The NuVasive CoRoent Titanium System is a lumbar interbody system manufactured from titanium alloy (Ti-6Al-4V) conforming to ASTM F136 or ISO 5832-3. The implants are available in a variety of sizes to suite the individual pathology and anatomical conditions of the patient. The device is intended to be used with supplemental internal spinal fixation systems that are cleared by the FDA for use in the lumbar spine.

The NuVasive CoRoent Titanium System is an intervertebral body fusion device and partial vertebral body replacement device. This 510(k) summary indicates that the device met acceptance criteria through Finite Element Analysis (FEA), which demonstrated its substantial equivalence to predicate devices.

1. Table of Acceptance Criteria and Reported Device Performance

Study Proving Acceptance Criteria:

The study proving the device meets the acceptance criteria is a Finite Element Analysis (FEA).

2. Sample Size Used for the Test Set and Data Provenance:

The document does not specify a "test set" in the context of clinical or image-based data. Instead, the performance evaluation was based on Finite Element Analysis (FEA). FEA is a computational method that discretizes a structure into many small elements to analyze its behavior under various loads. The "sample size" for this type of analysis refers to the complexity of the model (e.g., number of elements, nodes) rather than a cohort of patients or images. The document does not provide details on the specific FEA model parameters or the provenance of any physical data used to validate the FEA model, if applicable.
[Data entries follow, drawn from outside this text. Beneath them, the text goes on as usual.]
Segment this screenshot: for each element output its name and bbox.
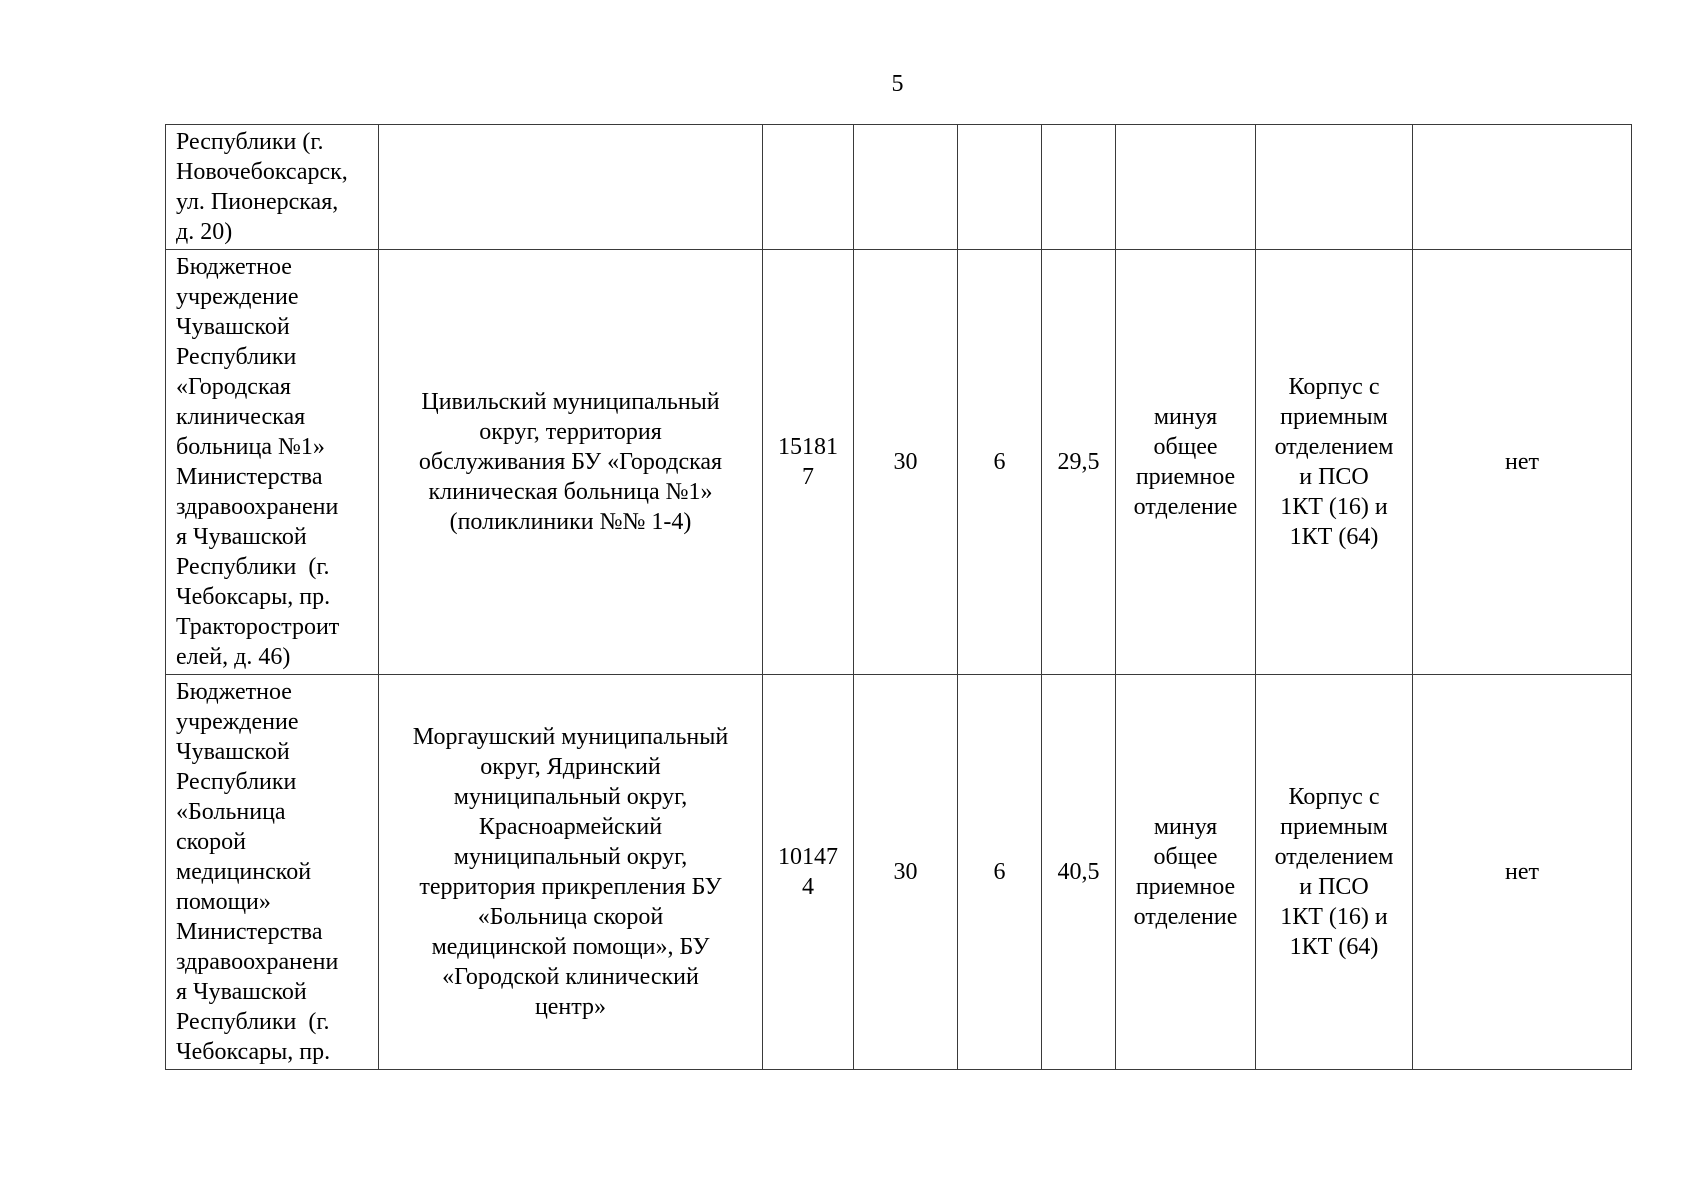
route-cell: [1116, 250, 1256, 675]
table-row: [166, 250, 1632, 675]
population-text: 15181 7: [778, 434, 838, 490]
institution-cell: [166, 250, 379, 675]
route-text: минуя общее приемное отделение: [1133, 814, 1238, 930]
value-cell: [958, 675, 1042, 1070]
population-cell: [763, 125, 854, 250]
value-text: 6: [993, 859, 1006, 885]
last-cell: [1413, 125, 1632, 250]
data-table: [165, 124, 1632, 1070]
last-cell: [1413, 250, 1632, 675]
value-cell: [854, 250, 958, 675]
value-text: 6: [993, 449, 1006, 475]
value-cell: [958, 250, 1042, 675]
territory-text: Цивильский муниципальный округ, территория обслуживания БУ «Городская клиническая больница №1» (поликлиники №№ 1-4): [418, 389, 723, 535]
institution-cell: [166, 125, 379, 250]
page-number: 5: [891, 71, 904, 97]
population-cell: [763, 250, 854, 675]
equipment-cell: [1256, 675, 1413, 1070]
value-cell: [1042, 675, 1116, 1070]
population-text: 10147 4: [778, 844, 838, 900]
territory-cell: [379, 675, 763, 1070]
institution-text: Республики (г. Новочебоксарск, ул. Пионерская, д. 20): [176, 129, 348, 245]
last-cell: [1413, 675, 1632, 1070]
equipment-text: Корпус с приемным отделением и ПСО 1КТ (16) и 1КТ (64): [1274, 374, 1394, 550]
territory-cell: [379, 125, 763, 250]
institution-text: Бюджетное учреждение Чувашской Республики «Больница скорой медицинской помощи» Министерства здравоохранени я Чувашской Республики (г. Чебоксары, пр.: [176, 679, 339, 1065]
table-row: [166, 675, 1632, 1070]
value-text: 30: [893, 859, 918, 885]
value-text: 40,5: [1057, 859, 1100, 885]
territory-text: Моргаушский муниципальный округ, Ядринский муниципальный округ, Красноармейский муниципальный округ, территория прикрепления БУ «Больница скорой медицинской помощи», БУ «Городской клинический центр»: [412, 724, 729, 1020]
route-cell: [1116, 125, 1256, 250]
value-cell: [1042, 125, 1116, 250]
value-cell: [958, 125, 1042, 250]
institution-cell: [166, 675, 379, 1070]
value-text: 30: [893, 449, 918, 475]
table-row: [166, 125, 1632, 250]
route-cell: [1116, 675, 1256, 1070]
last-text: нет: [1505, 449, 1539, 475]
population-cell: [763, 675, 854, 1070]
institution-text: Бюджетное учреждение Чувашской Республики «Городская клиническая больница №1» Министерства здравоохранени я Чувашской Республики (г. Чебоксары, пр. Тракторостроит елей, д. 46): [176, 254, 340, 670]
equipment-cell: [1256, 250, 1413, 675]
value-cell: [1042, 250, 1116, 675]
last-text: нет: [1505, 859, 1539, 885]
value-cell: [854, 125, 958, 250]
equipment-text: Корпус с приемным отделением и ПСО 1КТ (16) и 1КТ (64): [1274, 784, 1394, 960]
equipment-cell: [1256, 125, 1413, 250]
route-text: минуя общее приемное отделение: [1133, 404, 1238, 520]
value-cell: [854, 675, 958, 1070]
territory-cell: [379, 250, 763, 675]
value-text: 29,5: [1057, 449, 1100, 475]
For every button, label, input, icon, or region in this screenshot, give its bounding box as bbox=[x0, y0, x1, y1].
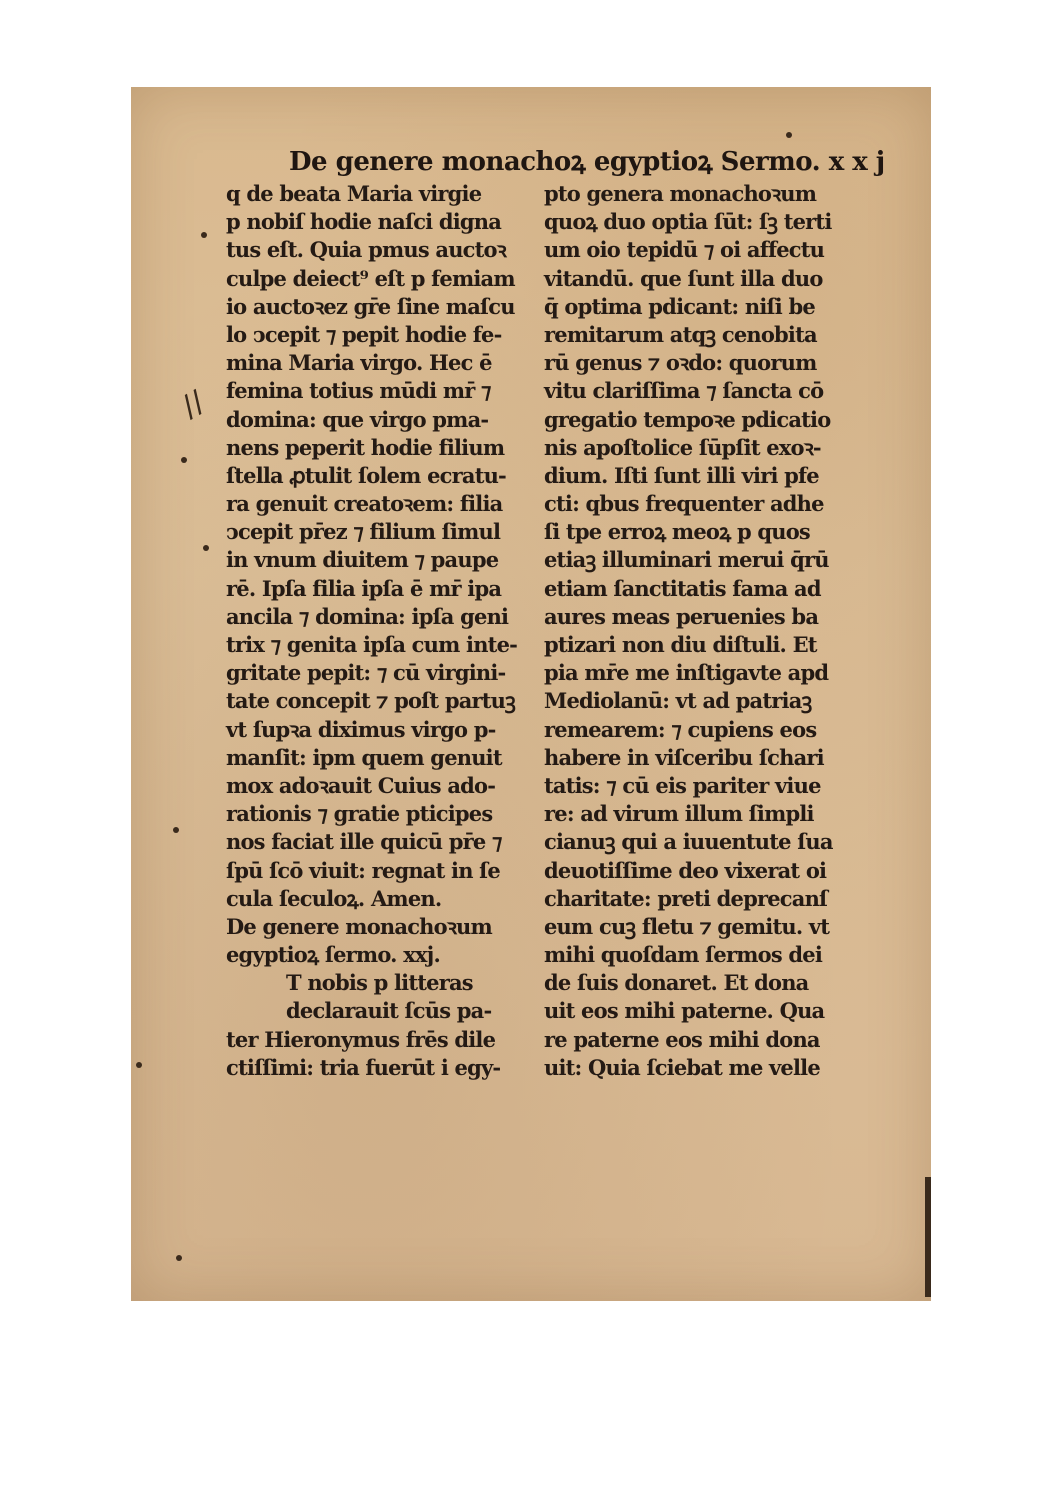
text-line: q̄ optima pdicant: niſi be bbox=[544, 293, 815, 319]
text-line: lo ↄcepit ⁊ pepit hodie fe- bbox=[226, 321, 502, 347]
text-line: remitarum atqꝫ cenobita bbox=[544, 321, 817, 347]
text-line: ptizari non diu diſtuli. Et bbox=[544, 632, 817, 657]
text-line: uit eos mihi paterne. Qua bbox=[544, 998, 825, 1024]
text-line: eum cuꝫ fletu ⁊ gemitu. vt bbox=[544, 913, 830, 939]
text-line: cianuꝫ qui a iuuentute ſua bbox=[544, 829, 833, 855]
text-line: um oio tepidū ⁊ oi affectu bbox=[544, 237, 825, 263]
text-line: ſpū ſcō viuit: regnat in ſe bbox=[226, 857, 500, 883]
text-line: etiaꝫ illuminari merui q̄rū bbox=[544, 547, 829, 573]
right-text-column bbox=[544, 180, 864, 1082]
text-line: rē. Ipſa filia ipſa ē mr̄ ipa bbox=[226, 575, 502, 601]
text-line: pto genera monachoꝛum bbox=[544, 181, 817, 206]
text-line: gregatio tempoꝛe pdicatio bbox=[544, 406, 831, 432]
text-line: q de beata Maria virgie bbox=[226, 181, 482, 206]
text-line: ctiſſimi: tria fuerūt i egy- bbox=[226, 1054, 501, 1080]
text-line: rationis ⁊ gratie pticipes bbox=[226, 801, 493, 827]
text-line: etiam ſanctitatis fama ad bbox=[544, 575, 821, 601]
text-line: declarauit ſcūs pa- bbox=[286, 998, 492, 1024]
text-line: uit: Quia ſciebat me velle bbox=[544, 1054, 820, 1080]
text-line: io auctoꝛez gr̄e ſine maſcu bbox=[226, 293, 515, 319]
text-line: tatis: ⁊ cū eis pariter viue bbox=[544, 772, 821, 798]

3. Number of Experts Used to Establish Ground Truth for the Test Set and Their Qualifications:

This information is not applicable as the study described is a Finite Element Analysis (FEA) of the device's mechanical properties, not a study involving human interpretation of medical data where "ground truth" would be established by experts.

4. Adjudication Method for the Test Set:

This information is not applicable as the performance data is derived from Finite Element Analysis (FEA), which is a computational simulation, not a review process requiring human adjudication of results.

5. If a Multi-Reader Multi-Case (MRMC) Comparative Effectiveness Study Was Done:

No, a Multi-Reader Multi-Case (MRMC) comparative effectiveness study was not done. The performance data provided is based on Finite Element Analysis (FEA) of the device itself, not a study of human readers' performance with or without AI assistance.

6. If a Standalone (i.e., algorithm only without human-in-the-loop performance) Was Done:

The performance study described is a standalone evaluation of the device's mechanical properties through Finite Element Analysis (FEA). This is an "algorithm only" in the sense that it's a computational simulation of the device's behavior, without human intervention in the performance measurement itself (though humans design the FEA and interpret its results).

7. The Type of Ground Truth Used:

The "ground truth" in this context refers to the engineering principles and material properties that govern the behavior of the titanium alloy (Ti-6Al-4V) used in the device. The FEA simulates these physical laws to predict performance. There is no biological or clinical "ground truth" derived from pathology or outcomes data presented for this specific performance evaluation.

8. The Sample Size for the Training Set:

This information is not applicable. Finite Element Analysis (FEA) is a simulation method based on physical laws and material properties, not a machine learning model that requires a "training set" of data.

9. How the Ground Truth for the Training Set Was Established:

This information is not applicable as there is no "training set" in the context of a Finite Element Analysis (FEA). The "ground truth" for FEA is based on established physics, material science, and engineering standards.